Наверное, это и есть полное принятие друг друга. Хотя бы на физическом уровне. А если есть оно, то значит, давно созрело и в голове. Просто нужно подождать.
И все же расстроиться этой ночью мне приходится. Потому как Шатохин, донеся меня до хижины, опускает у порога на ноги. Сам за мной в помещение не входит.
Какое-то время стоим неподвижно, пронизывая друг друга взглядами. Вижу, что он хочет зайти, и не понимаю, что ему мешает это сделать. Мне-то ладно, чертова гордость… Да к черту! Я ее забиваю порывом.
– Может… Останешься, Дань? – шепчу, выдавая за раз все чувства той влюбленной малолетки, которую Шатохин когда-то растоптал, и которая, несмотря ни на что, до сих пор во мне трепыхается. – Твою постель намочил дождь. Где ты будешь спать? И вообще… Останься, Дань!

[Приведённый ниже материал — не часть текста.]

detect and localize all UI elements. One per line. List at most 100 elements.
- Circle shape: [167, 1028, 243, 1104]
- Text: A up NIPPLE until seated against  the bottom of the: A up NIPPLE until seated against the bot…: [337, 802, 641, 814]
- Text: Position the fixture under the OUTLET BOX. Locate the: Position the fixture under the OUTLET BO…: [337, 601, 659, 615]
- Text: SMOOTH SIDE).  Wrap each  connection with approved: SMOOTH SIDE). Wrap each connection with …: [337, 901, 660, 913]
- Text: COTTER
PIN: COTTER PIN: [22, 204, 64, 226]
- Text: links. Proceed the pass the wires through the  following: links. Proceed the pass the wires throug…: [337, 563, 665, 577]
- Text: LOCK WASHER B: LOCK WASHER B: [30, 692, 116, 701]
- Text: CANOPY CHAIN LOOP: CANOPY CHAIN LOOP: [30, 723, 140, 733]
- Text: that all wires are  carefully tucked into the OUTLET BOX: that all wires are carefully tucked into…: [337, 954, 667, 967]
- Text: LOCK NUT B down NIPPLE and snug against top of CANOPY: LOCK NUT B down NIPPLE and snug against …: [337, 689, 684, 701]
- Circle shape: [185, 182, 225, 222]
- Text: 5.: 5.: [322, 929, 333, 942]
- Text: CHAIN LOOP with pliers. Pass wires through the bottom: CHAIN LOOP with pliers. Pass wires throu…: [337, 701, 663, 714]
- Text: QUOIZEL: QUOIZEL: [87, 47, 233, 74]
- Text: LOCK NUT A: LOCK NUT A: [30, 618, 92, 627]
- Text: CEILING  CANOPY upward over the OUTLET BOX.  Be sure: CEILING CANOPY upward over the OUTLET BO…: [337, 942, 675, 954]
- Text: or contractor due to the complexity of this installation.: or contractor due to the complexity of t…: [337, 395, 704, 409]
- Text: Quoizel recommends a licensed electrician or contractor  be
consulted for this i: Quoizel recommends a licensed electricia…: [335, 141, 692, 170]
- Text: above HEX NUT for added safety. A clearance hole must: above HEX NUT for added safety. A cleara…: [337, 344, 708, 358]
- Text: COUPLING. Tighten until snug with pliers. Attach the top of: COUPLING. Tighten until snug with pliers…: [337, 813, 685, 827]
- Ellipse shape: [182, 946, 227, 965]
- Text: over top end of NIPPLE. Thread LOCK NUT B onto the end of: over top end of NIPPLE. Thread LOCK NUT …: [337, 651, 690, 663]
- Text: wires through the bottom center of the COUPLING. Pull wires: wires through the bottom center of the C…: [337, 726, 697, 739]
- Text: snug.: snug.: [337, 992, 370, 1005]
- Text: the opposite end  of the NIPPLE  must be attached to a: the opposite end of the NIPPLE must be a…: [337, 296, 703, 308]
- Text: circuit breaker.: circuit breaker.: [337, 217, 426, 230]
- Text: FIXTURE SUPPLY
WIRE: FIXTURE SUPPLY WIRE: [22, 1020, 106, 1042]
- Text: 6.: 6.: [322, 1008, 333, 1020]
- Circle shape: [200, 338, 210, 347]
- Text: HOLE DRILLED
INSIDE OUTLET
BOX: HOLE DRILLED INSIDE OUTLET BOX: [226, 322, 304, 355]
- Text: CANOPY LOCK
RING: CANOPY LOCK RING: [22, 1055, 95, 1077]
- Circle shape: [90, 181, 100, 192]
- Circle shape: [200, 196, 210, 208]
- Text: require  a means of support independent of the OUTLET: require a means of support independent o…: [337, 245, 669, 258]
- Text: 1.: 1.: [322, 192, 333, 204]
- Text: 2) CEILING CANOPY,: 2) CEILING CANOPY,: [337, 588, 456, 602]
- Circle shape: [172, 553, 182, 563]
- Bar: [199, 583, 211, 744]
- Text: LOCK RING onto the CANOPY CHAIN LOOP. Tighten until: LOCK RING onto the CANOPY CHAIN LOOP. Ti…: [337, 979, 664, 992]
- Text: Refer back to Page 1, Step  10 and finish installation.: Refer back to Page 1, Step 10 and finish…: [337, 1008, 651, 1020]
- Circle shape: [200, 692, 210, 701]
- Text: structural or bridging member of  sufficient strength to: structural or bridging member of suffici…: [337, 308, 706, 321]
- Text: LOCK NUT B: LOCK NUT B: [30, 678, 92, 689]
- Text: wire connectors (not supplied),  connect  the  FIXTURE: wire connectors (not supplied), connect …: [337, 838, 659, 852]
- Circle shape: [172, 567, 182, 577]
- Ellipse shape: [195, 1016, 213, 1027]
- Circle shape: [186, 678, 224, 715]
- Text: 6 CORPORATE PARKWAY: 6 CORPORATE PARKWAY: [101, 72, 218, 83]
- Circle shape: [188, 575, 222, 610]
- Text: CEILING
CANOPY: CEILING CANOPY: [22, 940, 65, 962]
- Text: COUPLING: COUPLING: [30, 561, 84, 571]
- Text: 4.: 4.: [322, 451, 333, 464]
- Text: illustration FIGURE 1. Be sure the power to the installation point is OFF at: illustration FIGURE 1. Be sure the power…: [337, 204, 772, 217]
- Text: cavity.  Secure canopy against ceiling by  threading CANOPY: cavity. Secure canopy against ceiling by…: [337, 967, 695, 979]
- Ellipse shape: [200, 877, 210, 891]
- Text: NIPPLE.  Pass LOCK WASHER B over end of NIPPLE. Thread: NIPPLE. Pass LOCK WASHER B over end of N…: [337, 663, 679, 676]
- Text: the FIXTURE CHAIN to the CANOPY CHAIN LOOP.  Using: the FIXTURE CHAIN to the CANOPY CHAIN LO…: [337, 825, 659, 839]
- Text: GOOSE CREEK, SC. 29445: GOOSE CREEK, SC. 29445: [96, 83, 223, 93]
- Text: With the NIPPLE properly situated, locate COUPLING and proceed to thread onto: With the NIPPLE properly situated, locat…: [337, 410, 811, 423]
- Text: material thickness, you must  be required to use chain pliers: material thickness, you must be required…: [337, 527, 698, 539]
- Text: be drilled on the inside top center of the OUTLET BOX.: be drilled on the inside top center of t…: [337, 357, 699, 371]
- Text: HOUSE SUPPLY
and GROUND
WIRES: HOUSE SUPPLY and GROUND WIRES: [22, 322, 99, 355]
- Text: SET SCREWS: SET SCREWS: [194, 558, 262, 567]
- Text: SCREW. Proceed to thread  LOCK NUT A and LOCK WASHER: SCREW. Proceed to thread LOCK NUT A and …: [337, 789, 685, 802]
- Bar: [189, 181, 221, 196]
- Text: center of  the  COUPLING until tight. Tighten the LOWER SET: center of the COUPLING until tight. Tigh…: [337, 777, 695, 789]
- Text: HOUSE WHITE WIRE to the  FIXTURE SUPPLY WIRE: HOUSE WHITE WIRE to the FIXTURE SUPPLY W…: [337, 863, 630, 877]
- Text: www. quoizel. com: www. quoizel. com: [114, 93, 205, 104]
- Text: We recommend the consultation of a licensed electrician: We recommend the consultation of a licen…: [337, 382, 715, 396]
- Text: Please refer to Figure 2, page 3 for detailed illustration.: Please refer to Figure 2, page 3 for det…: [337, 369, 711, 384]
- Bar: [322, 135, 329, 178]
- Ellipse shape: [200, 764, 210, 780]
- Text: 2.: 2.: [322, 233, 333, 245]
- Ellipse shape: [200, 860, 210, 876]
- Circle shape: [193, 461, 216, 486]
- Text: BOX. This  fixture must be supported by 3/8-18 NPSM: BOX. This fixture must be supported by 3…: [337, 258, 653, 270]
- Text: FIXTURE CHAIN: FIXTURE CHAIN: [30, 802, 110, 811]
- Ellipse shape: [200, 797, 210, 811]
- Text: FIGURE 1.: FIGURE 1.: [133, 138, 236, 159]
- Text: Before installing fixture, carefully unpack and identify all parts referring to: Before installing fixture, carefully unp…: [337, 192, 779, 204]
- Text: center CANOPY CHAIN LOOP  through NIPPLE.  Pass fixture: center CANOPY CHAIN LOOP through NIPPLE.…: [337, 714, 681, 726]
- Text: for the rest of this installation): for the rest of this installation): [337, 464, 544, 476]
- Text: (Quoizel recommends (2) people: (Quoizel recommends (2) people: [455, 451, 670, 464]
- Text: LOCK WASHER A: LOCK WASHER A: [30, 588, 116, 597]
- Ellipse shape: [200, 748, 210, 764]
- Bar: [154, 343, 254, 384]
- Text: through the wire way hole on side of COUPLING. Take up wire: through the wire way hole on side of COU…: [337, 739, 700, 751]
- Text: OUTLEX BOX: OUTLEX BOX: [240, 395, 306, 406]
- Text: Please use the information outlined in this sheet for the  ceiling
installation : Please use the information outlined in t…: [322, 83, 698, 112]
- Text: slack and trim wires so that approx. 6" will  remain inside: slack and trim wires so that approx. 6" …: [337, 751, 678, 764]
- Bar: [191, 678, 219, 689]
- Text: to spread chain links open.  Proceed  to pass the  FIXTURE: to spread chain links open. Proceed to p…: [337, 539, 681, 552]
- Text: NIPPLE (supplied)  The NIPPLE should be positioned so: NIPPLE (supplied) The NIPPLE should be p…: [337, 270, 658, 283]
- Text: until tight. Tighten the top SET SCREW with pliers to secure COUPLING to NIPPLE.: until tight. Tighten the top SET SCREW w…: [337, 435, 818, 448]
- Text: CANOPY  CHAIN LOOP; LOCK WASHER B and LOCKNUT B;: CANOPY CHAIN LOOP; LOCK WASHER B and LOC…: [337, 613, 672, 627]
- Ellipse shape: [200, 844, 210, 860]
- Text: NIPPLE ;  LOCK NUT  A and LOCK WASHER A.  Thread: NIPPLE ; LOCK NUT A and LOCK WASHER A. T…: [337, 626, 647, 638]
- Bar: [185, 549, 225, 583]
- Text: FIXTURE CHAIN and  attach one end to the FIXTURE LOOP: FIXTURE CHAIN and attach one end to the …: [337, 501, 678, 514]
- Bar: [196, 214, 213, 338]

Да, я умоляю. Не могу иначе.
Но он мотает головой и выталкивает совсем не тот ответ, какой бы мне хотелось получить.
– Не думаю, что стоит, – заключает как-то убито, будто пристыженно и расстроенно одновременно.
И уходит.
А я остаюсь гадать, что значит эта фраза.
Почему не стоит? Что такого он сейчас чувствует, что заставляет его быть таким несчастным?
27
Можно я тебя обниму?
В физическом и эмоциональном истощении есть плюсы – этой ночью мне удается поспать. Правда, недолго. Подскакиваю, еще шести нет. Быстро привожу себя в порядок и, закинув в рот сухарик, чтобы сбить тошноту, несусь на пляж.
Я полна решимости! Планирую так много всего сделать и сказать!
Хочу посмотреть Дане в глаза и прямо спросить, что его тревожит. Это сейчас главное. Потому что это не дает мне покоя даже больше, чем его нежелание иметь детей.
Но…
Ни на пляже, ни на пирсе, ни где-либо поблизости я его не обнаруживаю.
Первым делом меня охватывает паника. Неужели улетел? Однако, как только застопорившийся мозг включается в работу, я понимаю, что Даня бы так со мной никогда не поступил.
Перевожу дыхание. Приказываю себе успокоиться и попытаться думать логически. Только вот ничего путного в голову, увы, не приходит. И никакие манипуляции, хоть ты тресни, развернуть процесс рационального мышления не помогают.
Я тупею, что ли? Мало мне гормонов?
Да у меня уже три плана должно быть! Не меньше. Однако… Пусто!
Наверное, все потому, что поймать равновесие мне так и не удается. Я непрерывно нахожусь в состоянии пусть легкой, но достаточно ощутимой, от того еще более раздражающей тревоги. Меня без видимых на то причин потряхивает. Этому виной, конечно же, не только беспокойство. Эйфория после той запредельной близости, что у нас с Даней произошла ночью, тоже присутствует. Эти чувства бурлят во мне независимо от всего прочего. Потому как в том, что мы делали, существует какая-то особенная связь, и это дарит мне надежду на полное примирение.
Где еще он может ночевать, если не здесь?
По спине бежит озноб.
Я волнуюсь, безусловно. А еще… Глупо, но ревную.
«Господи… Ну что за дурость?!» – сама на себя злюсь, но с эмоциями справиться не получается.
Если я ревную его на необитаемом острове, то что будет дома? Он ведь не раз говорил, что никого кроме меня не желает. Обещал, что ни с кем другим больше не будет. Верю ли я ему? Не знаю! Ревность – чувство неконтролируемое. Огненное, как и страсть. Когда сильно любишь, стоит лишь подумать о предательстве, и начинаешь сходить с ума.
Стараюсь отвлечь себя делом.
Собираю вещи, которые Даня успел разбросать по берегу. Стягиваю мокрое постельное белье. Поколебавшись, забираю и чемодан. В хижине запускаю стирку, раскладываю по полкам ту часть одежды, что осталась сухой, и принимаюсь готовить обед. За работой время, конечно, бежит быстрее, но ожидание все равно ощущается мучительным.